= Báetán mac Ninneda =

Báetán mac Ninneda (died 586) was an Irish king of the Cenél Conaill, a sept of the northern Uí Néill. He was the son of Ninnid mac Duach (flourished 561–563) and great grandson of Conall Gulban (died 464). He was a member of the Cenél nDuach branch of the Cenél Conaill. He is counted as King of Tara in some sources.

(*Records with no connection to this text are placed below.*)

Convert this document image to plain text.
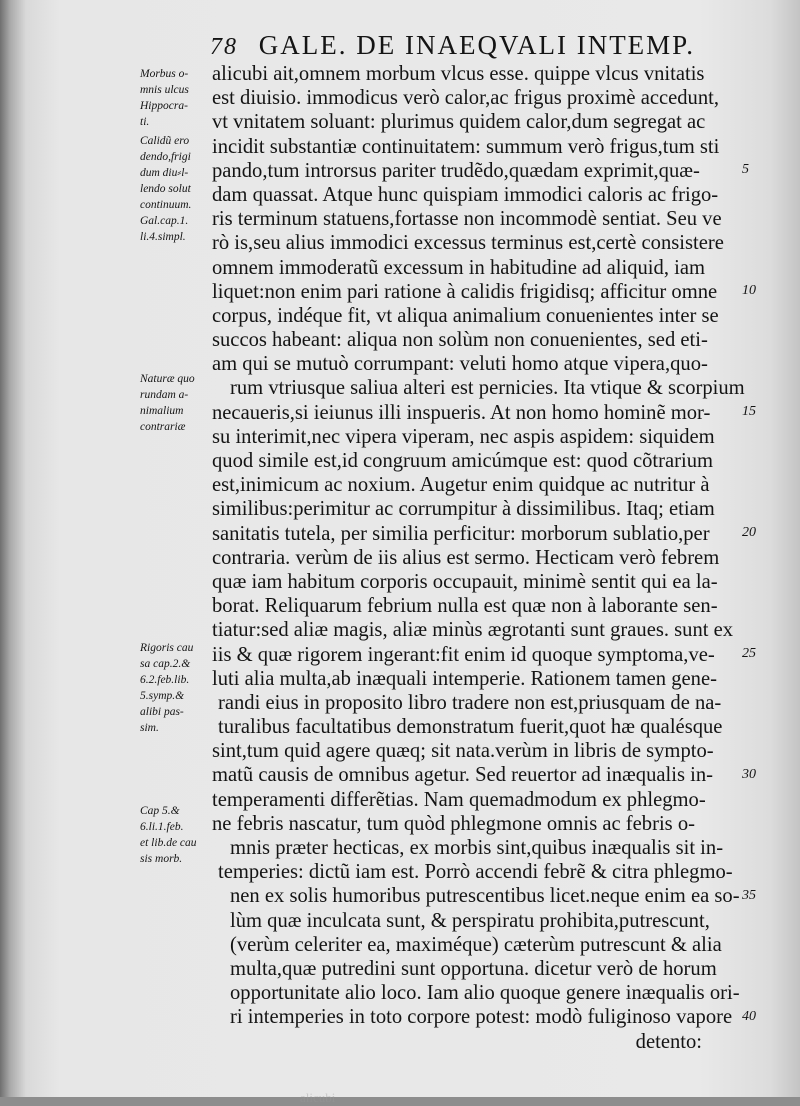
78 GALE. DE INAEQVALI INTEMP.
Morbus o-
mnis ulcus
Hippocra-
ti.
Calidũ ero
dendo,frigi
dum diu⸗l-
lendo solut
continuum.
Gal.cap.1.
li.4.simpl.
Naturæ quo
rundam a-
nimalium
contrariæ
Rigoris cau
sa cap.2.&
6.2.feb.lib.
5.symp.&
alibi pas-
sim.
Cap 5.&
6.li.1.feb.
et lib.de cau
sis morb.
alicubi ait,omnem morbum vlcus esse. quippe vlcus vnitatis
est diuisio. immodicus verò calor,ac frigus proximè accedunt,
vt vnitatem soluant: plurimus quidem calor,dum segregat ac
incidit substantiæ continuitatem: summum verò frigus,tum sti
pando,tum introrsus pariter trudẽdo,quædam exprimit,quæ-
dam quassat. Atque hunc quispiam immodici caloris ac frigo-
ris terminum statuens,fortasse non incommodè sentiat. Seu ve
rò is,seu alius immodici excessus terminus est,certè consistere
omnem immoderatũ excessum in habitudine ad aliquid, iam
liquet:non enim pari ratione à calidis frigidisq; afficitur omne
corpus, indéque fit, vt aliqua animalium conuenientes inter se
succos habeant: aliqua non solùm non conuenientes, sed eti-
am qui se mutuò corrumpant: veluti homo atque vipera,quo-
rum vtriusque saliua alteri est pernicies. Ita vtique & scorpium
necaueris,si ieiunus illi inspueris. At non homo hominẽ mor-
su interimit,nec vipera viperam, nec aspis aspidem: siquidem
quod simile est,id congruum amicúmque est: quod cõtrarium
est,inimicum ac noxium. Augetur enim quidque ac nutritur à
similibus:perimitur ac corrumpitur à dissimilibus. Itaq; etiam
sanitatis tutela, per similia perficitur: morborum sublatio,per
contraria. verùm de iis alius est sermo. Hecticam verò febrem
quæ iam habitum corporis occupauit, minimè sentit qui ea la-
borat. Reliquarum febrium nulla est quæ non à laborante sen-
tiatur:sed aliæ magis, aliæ minùs ægrotanti sunt graues. sunt ex
iis & quæ rigorem ingerant:fit enim id quoque symptoma,ve-
luti alia multa,ab inæquali intemperie. Rationem tamen gene-
randi eius in proposito libro tradere non est,priusquam de na-
turalibus facultatibus demonstratum fuerit,quot hæ qualésque
sint,tum quid agere quæq; sit nata.verùm in libris de sympto-
matũ causis de omnibus agetur. Sed reuertor ad inæqualis in-
temperamenti differẽtias. Nam quemadmodum ex phlegmo-
ne febris nascatur, tum quòd phlegmone omnis ac febris o-
mnis præter hecticas, ex morbis sint,quibus inæqualis sit in-
temperies: dictũ iam est. Porrò accendi febrẽ & citra phlegmo-
nen ex solis humoribus putrescentibus licet.neque enim ea so-
lùm quæ inculcata sunt, & perspiratu prohibita,putrescunt,
(verùm celeriter ea, maximéque) cæterùm putrescunt & alia
multa,quæ putredini sunt opportuna. dicetur verò de horum
opportunitate alio loco. Iam alio quoque genere inæqualis ori-
ri intemperies in toto corpore potest: modò fuliginoso vapore
detento:
5
10
15
20
25
30
35
40
alicubi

The kingship of Tara rotated between the Cenél nEógain and Cenél Conaill branches in the late 6th century. It is difficult to disentangle the reign of Báetán from that of his younger second cousin Áed mac Ainmuirech (died 598). Various lengths are given to the reign of Áed in the king lists, all of which would put the start of his reign before the death of Báetán. Both kings are omitted from the Baile Chuinn, the earliest Irish king list of the late 7th century, but this was probably a partisan document. It is possible that Báetán was not actually high king but was given this position by the synthetic historians to explain away the rule of Báetán mac Cairill (died 581) of the Dal Fiatach of Ulster as high king. The kinglists only assign him a reign of one year. Whether Báetán was king of Tara or not, the real effective power among the northern Uí Néill from 572 was Áed mac Ainmuirech.

His death is recorded in the annals in 586 when he was killed at Léim in Eich (Lemanroy, Termoneeny parish, County Londonderry) at the instigation of Colmán Bec (died 587), the southern Uí Néill King of Uisnech who was making a bid for the high kingship. The annals give him the title King of Tara.